Nenhum estudo da herança greco-romana estaria completo sem uma consideração


da linguagem politica do principado, a ordem política instaurada por Otávio Augusto em
27 a C. Normalmente, o tema do Império Romano é apresentado como tema da história
política. Sua instauração como o resultado de uma luta esganada pelo poder a que as
aventuras de Júlio César, dera azo na geração anterior. A ideologia do Império propalada
por Otaviano, o novo uso de velhas fórmulas, a nova concepção do poder seria a mera
propaganda oficial que todo novo regime necessita, indigna de ser tomada como objeto
da história das ideias.
Mas esta é uma maneira limitada de enxergar s coisas. A instauração do império
romano foi tanto uma luta pelo poder como uma profunda mudança de mentalidade.
Como é o caso com as revoluções dos tempos modernos, o significado simbólico da
fundação do império de Augusto foi um fato político tão importante quanto as mudanças
reais na estrutura governo que se lhe seguiram. Se não houvesse uma verdade profunda
na ideologia do império, a mudança jamais poderia ter continuidade que teve.
O principal item desta sua fórmula politica é a ideia de restauração da ordem
republicana através de um mandato pessoal. O Império não veio substituir uma República
vigorosa por um sistema despótico mas salvar uma República que já não correspondia a
seus ideias. Os intérpretes modernos gostam de se desfazer da intenção declarada do
jovem Imperador como demagogia. Mas, primeiro, as mudanças reais da “revolução
romana” não foram insignificantes, mas foram muito menos drásticas do que as vezes se
supõe. Em muitos sentidos, a perca de poder do senado, a concentração na figura do
Imperador, e as demais mudanças institucionais que se seguiram à fundação do
Principado foram mais a corroboração de uma situação que já existia de fato que uma
inovação. O militarismo, a crise das instituições republicanas, o perigo das liberdades
romanas não foram inventadas por Otaviano. Segundo: o contraste entre uma República
e um Império só existe aos olhos modernos, que tende a ter uma visão parcial dos ideais
do classicismo. Do ponto de vista de Otávio e do mundo a que ele pertencia, que um
Imperador (não um Rex mas um chefe militar) pudesse resgatar os ideais de uma Res
Publica era algo não apenas plausível mas em certo sentido, evidente.
Que foi, de fato, o que aconteceu, prova-se pela longa persistência, no espírito
romano do império, dos ideais da Pax Augusta. Quinhentos anos depois da grande
restauração, os imperadores ainda buscavam inspirar-se nos ideais augustanos de
Constituição ideal.

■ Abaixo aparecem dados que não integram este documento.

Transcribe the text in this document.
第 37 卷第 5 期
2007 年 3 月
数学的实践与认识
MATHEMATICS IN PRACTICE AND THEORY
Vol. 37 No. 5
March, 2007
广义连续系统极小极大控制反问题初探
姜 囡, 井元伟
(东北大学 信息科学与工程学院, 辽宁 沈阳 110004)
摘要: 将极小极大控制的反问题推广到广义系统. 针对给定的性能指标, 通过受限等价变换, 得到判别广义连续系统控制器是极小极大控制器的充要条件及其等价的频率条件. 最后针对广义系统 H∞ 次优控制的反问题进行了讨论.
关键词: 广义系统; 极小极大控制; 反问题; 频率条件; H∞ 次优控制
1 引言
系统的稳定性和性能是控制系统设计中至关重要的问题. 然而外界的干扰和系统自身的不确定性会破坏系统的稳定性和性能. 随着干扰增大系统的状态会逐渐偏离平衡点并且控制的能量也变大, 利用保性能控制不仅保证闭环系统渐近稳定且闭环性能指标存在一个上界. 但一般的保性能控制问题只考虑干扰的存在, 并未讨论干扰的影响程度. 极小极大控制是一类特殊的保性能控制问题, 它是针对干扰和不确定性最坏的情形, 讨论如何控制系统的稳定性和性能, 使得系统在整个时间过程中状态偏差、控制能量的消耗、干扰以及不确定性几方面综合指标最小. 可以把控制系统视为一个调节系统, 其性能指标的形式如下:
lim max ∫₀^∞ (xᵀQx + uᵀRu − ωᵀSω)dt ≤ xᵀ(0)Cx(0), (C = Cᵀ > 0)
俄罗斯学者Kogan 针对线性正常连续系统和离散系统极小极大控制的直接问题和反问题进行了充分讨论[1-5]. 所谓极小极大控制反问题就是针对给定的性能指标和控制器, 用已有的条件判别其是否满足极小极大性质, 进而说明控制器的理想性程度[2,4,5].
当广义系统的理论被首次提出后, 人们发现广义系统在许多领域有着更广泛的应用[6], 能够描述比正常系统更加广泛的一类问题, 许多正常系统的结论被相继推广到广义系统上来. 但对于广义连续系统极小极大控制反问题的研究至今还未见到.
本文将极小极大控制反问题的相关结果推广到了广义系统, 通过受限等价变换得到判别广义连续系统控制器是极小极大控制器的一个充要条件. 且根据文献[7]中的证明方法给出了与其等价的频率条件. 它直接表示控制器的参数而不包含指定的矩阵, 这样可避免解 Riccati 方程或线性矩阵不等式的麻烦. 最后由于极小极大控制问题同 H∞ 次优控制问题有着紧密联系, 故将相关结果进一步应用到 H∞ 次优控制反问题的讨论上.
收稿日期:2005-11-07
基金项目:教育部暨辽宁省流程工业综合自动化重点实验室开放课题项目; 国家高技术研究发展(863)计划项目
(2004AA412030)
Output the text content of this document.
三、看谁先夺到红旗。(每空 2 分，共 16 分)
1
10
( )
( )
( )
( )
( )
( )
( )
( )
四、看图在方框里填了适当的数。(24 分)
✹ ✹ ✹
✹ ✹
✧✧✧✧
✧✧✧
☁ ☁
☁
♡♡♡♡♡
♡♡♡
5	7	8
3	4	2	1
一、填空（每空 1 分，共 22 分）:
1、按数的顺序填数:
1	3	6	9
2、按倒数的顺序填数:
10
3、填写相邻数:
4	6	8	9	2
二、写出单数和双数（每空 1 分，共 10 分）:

E não trata-se apenas de simples persistência de ideário político. O
Principado foi a era de um vigor literário quase sem precedente. Foi a época em que foi
escrita a Eneida, a construção intelectual mais característica do espírito da época, que
procura igualar o império romano à Hélade homérica, através da criação de um mito épico
equivalente. Seria um projeto impensável nas gerações anteriores, quando a atitude
romana perante a tradição literária helênica ainda era desconfiança do militar camponês
perante adversários inferiores em força mas de cultura superior. Somente depois da
restauração da República por Augusto, os letrados romanos passaram a sentir-se seguros
para absorver a tradição sem o temor de sucumbir a ela no processo. O império parecera
a toda uma geração de poetas e historiadores uma criação cultural igual ou superior à
Hélade.
Mesmo que, até o seu fim no Ocidente, não tenha nunca faltado os que criticassem
seus ideais em nome dos antigos ideais republicanos – que desde os tempos de Júlio César,
era encarnado pela figura de Catão – no fim, foi a mística imperial que triunfou. Não
poderia ser diferente. Ela conferia à antiga ideia de República um significado moral que
os antigos ideais republicanos não podiam conferir. Do ponto de vista da ideologia do
império, a ordem política romana não era apenas uma coisa própria para romanos mas
uma ordem que, graças à virtude destes, e sob sua liderança, estaria apta a incluir toda a
humanidade conhecida. As vastas conquistas realizadas pela República nos séculos
precedentes (e que foram a causa da crise que criou a necessidade de sua restauração)
puderam, graças á nova ideia, ser incluídas em uma grande visão civilizacional que lhes
atribuía um sentido superior ao de simples exercício do poder do mais forte.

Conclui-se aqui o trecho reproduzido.